Published: September, 2002
Source: Entertainment.nzoom.com

Career retrospective for hyperactive Irish pop-rockers Ash makes you realise just how good they really are. As Holly Knill discovers, Intergalactic Sonic 7”s is a ‘best of‘ worth investing in.

Fortunately for pop rockers the world over, Tim Wheeler and Mark Hamilton were crap at football and decided to form a band to compensate. They quickly became the worst band in County Down under the name Vietnam, so split and recruited Rick McMurray as a drummer, not bothering with the rest of the dictionary they quickly settled on Ash as a name and caught the grunge wave out of Northern Ireland.

Envy”, their latest single, is included on Intergalactic Sonic 7”s which otherwise is a singles collection (read: best of). I’ll use that as an excuse for taking a quick romp through the band’s history.

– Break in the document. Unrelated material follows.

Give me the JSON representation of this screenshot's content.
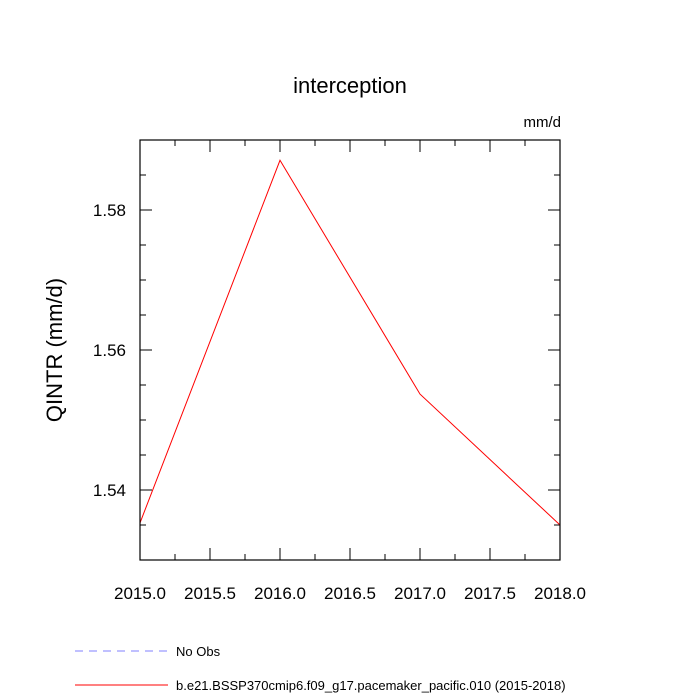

They followed the usual band beginning saga of performing to pub crowds of 20 or so people, despite the fact that none of them were legally old enough to order a pint. They got signed to various small labels, wrote their first ‘classic‘, “Girl From Mars” and even scored the opening spot of an Elastica tour in 1994 - they just had to get the trip excused by their headmaster.

It wasn’t until 1995 that the band really became known with the release of “Kung Fu” and “Girl From Mars” which hung out in the UK’s top 20 for a summer or so. This success sent the band on a world tour where they got to trash their first hotel rooms - in the name of rock n’ roll tradition of course.

The summer of 1996 was a biggie for the band that was made to perform in dresses by their talented yet drug fuelled Welsh (possible tautology there for anyone who knows anyone who is Welsh), producer Owen Morris. They were magazine cover hits and Britpop heroes with two top five songs “Goldfinger” and “Oh Yeah” and their album 1977 sold over a million copies.

What with the Spice Girls smearing girl power over all pop, the lads teamed up with guitarist Charlotte Hatherley whose public debut was in front of 40,000 people at the V97 festival. Their title song for the film “A Life Less Ordinary* was another top 10 hit and the beginning of the band’s new direction… sideways.

Nu-Clear Sounds was beset by inspirational and production problems, it yielded “Jesus Says” in terms of a hit, but caused the band to take a hiatus and a rethink back in Wheeler’s garage where it all began in 1992.

2001’s Free All Angels was unleashed upon a sceptical public and sucked up all the way to the number one spot. At just a thousand quid off bankruptcy, Ash pulled out the platinum card. All time favourites from the singles on the album include “Shining Light”, “Sometimes”, “Candy” and “Burn Baby Burn”.

And here we are 10 years on in 2002 with an awesome ‘best of‘ released that makes you realise that you’ve liked Ash all along but maybe hadn’t noticed. The album features an additional disc of B-sides and rarities (as voted for by fans), titled Cosmic Debris. But you’re only likely to give this a good going over once you’ve exhausted the first album, which has more than enough to keep the embers burning.

The Northern Irish can be a feisty lot and as far as this band goes, live is the way you’d want to remember them. After all, the band is only 10 years old; if they continue at this rate their best is surely yet to come.